Sección LITERATURA: EL DESEO, un cuento de L.A.Braderhurst



NOTA SOBRE LA AUTORA




Lee Ann Braderhurst, que nació en Filadelfia en 1901, fue una mujer demasiado adelantada para su época.


Amó a Roderick Gaynes, 15 mayor que ella, desde que ella tenía 14 años.


Tras un largo y tormentoso romance, se casaron al cumplir ella 15 años.


Su matrimonio duró poco, apenas 24 años.


Cuando se divorciaron, él se fue a vivir con su papá, y ella marchó al frente como Corresponsal de guerra para un importante periódico neoyorkino.


Desde el frente escribió crónicas inolvidables, con un innegable toque femenino que seducía a sus lectores, quienes se contaban por millares.


A partir de esa época, escribió también cuentos, novelas, ensayos, y un drama en 28 actos, el cual, incomprensiblemente, ningún empresario quizo montar nunca.
Murió muy joven, a los 42 años, víctima de una violenta cirrosis hepática, que contrajo a causa de su inamovible costumbre de beber varios litros de leche con cacao y crema por día.
Reproducimos aquí uno de los cuentos que integran un libro recientemente publicado y en el que se trasluce su indiscutible estilo cáustico, melindroso, y, por momentos , groseramente sutil.
El retrato que acompaña a esta suscinta biografía se debe al notable artista plástico argentino-uruguayo Monte Video, a quien le agradezco caudalosamente

EL DESEO

Eileen y yo hemos hablado mucho de este tema. Lo hemos conversado hasta quedar exhaustas. Ambas deseamos intensamente hacerlo. Cada vez que pensamos en ello, una especie de escalofrío nos recorre la médula y nos cosquillea en la piel. Pero siempre hay una mano invisible que nos detiene en el momento justo, y nos quedamos en el umbral.

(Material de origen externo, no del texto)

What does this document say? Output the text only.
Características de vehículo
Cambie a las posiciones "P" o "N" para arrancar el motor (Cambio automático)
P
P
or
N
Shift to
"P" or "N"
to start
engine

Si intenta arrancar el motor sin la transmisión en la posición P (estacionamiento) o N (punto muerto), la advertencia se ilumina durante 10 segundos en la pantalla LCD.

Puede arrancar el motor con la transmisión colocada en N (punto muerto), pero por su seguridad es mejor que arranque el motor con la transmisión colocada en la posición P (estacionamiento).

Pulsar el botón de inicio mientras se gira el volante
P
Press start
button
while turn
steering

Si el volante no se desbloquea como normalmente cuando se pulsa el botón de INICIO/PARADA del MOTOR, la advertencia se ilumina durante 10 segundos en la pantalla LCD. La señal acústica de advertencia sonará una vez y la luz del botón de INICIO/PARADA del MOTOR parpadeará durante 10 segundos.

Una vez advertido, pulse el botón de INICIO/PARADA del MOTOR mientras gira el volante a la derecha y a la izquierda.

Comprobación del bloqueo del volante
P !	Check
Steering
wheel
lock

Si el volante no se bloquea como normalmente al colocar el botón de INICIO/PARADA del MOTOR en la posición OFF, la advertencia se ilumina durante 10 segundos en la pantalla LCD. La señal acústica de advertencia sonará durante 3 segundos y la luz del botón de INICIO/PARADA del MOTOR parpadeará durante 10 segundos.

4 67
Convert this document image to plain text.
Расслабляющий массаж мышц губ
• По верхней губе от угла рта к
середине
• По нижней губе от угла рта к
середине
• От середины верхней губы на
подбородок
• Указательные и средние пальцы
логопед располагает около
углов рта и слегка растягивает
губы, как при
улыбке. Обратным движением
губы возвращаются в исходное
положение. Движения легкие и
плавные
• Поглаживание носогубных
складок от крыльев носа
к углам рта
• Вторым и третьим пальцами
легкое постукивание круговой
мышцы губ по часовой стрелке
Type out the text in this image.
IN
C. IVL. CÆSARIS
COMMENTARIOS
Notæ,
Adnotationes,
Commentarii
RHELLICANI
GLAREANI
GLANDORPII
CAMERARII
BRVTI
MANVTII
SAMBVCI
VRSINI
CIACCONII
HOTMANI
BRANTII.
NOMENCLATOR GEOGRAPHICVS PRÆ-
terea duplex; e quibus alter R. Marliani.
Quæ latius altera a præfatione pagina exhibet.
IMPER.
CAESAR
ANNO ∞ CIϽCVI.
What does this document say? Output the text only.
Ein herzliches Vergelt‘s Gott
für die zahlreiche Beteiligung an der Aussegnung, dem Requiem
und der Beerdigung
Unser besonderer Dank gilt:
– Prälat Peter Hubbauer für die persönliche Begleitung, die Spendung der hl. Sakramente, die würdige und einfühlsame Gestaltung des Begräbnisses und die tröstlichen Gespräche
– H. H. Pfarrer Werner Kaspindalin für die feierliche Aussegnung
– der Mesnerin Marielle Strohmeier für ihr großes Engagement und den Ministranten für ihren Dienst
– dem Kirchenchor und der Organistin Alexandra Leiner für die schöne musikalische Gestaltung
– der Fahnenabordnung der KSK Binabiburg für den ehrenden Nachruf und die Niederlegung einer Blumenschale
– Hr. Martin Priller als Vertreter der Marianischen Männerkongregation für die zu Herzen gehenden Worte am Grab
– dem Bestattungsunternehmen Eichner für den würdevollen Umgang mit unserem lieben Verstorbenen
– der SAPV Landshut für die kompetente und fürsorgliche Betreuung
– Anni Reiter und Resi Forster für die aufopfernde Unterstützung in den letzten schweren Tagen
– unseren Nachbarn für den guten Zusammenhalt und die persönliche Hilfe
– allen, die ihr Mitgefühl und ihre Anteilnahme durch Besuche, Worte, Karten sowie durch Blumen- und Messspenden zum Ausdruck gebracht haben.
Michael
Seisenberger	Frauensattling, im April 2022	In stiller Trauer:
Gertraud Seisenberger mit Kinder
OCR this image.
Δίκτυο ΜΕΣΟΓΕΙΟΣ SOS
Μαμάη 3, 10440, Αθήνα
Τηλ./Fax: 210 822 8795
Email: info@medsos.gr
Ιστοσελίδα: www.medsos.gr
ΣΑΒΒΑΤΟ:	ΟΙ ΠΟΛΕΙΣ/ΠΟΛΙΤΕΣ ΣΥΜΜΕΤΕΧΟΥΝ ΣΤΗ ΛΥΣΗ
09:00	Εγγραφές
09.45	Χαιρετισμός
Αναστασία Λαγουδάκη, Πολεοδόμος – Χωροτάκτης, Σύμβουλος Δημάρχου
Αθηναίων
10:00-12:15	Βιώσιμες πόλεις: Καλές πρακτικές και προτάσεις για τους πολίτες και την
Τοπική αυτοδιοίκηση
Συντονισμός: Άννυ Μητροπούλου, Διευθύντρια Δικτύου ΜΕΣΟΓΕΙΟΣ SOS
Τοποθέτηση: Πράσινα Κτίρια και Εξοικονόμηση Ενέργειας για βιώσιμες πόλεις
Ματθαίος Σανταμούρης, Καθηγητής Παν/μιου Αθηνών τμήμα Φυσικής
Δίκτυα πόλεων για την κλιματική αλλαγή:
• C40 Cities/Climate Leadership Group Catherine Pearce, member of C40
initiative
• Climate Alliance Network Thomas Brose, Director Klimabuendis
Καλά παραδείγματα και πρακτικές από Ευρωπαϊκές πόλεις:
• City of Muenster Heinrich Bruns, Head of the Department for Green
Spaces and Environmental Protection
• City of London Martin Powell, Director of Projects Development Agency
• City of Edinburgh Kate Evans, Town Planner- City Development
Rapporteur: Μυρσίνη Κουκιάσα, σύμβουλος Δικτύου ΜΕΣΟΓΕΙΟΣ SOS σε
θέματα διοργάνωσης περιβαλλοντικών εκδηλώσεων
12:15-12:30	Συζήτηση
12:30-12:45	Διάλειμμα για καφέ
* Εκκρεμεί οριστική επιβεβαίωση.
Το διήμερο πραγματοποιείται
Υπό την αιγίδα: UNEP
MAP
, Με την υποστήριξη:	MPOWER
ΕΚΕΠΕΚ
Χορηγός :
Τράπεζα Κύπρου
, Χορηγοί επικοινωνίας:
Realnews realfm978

Sabemos lo que la gente piensa, esa gente que se considera la dueña de la verdad, del honor, de la decencia. Pero esa gente no nos importa ni su censura nos afecta. La traba está dentro de nosotras, fruto maldito e inevitable de represiones incorporadas a través de generaciones, como una coraza de hierro que nos atenaza los sentimientos y las sensaciones.

Ambas sabemos que alguna vez lo haremos. Pero todavía no. Quién sabe sea mañana, tal vez en dos semanas, a lo mejor dentro de un mes. Pero el momento llegará y Eileen y yo cruzaremos ese umbral, con el corazón batiendo desordemadamente, y ya nada podrá impedirnos que juguemos al billar en el bar de Lou Chapman.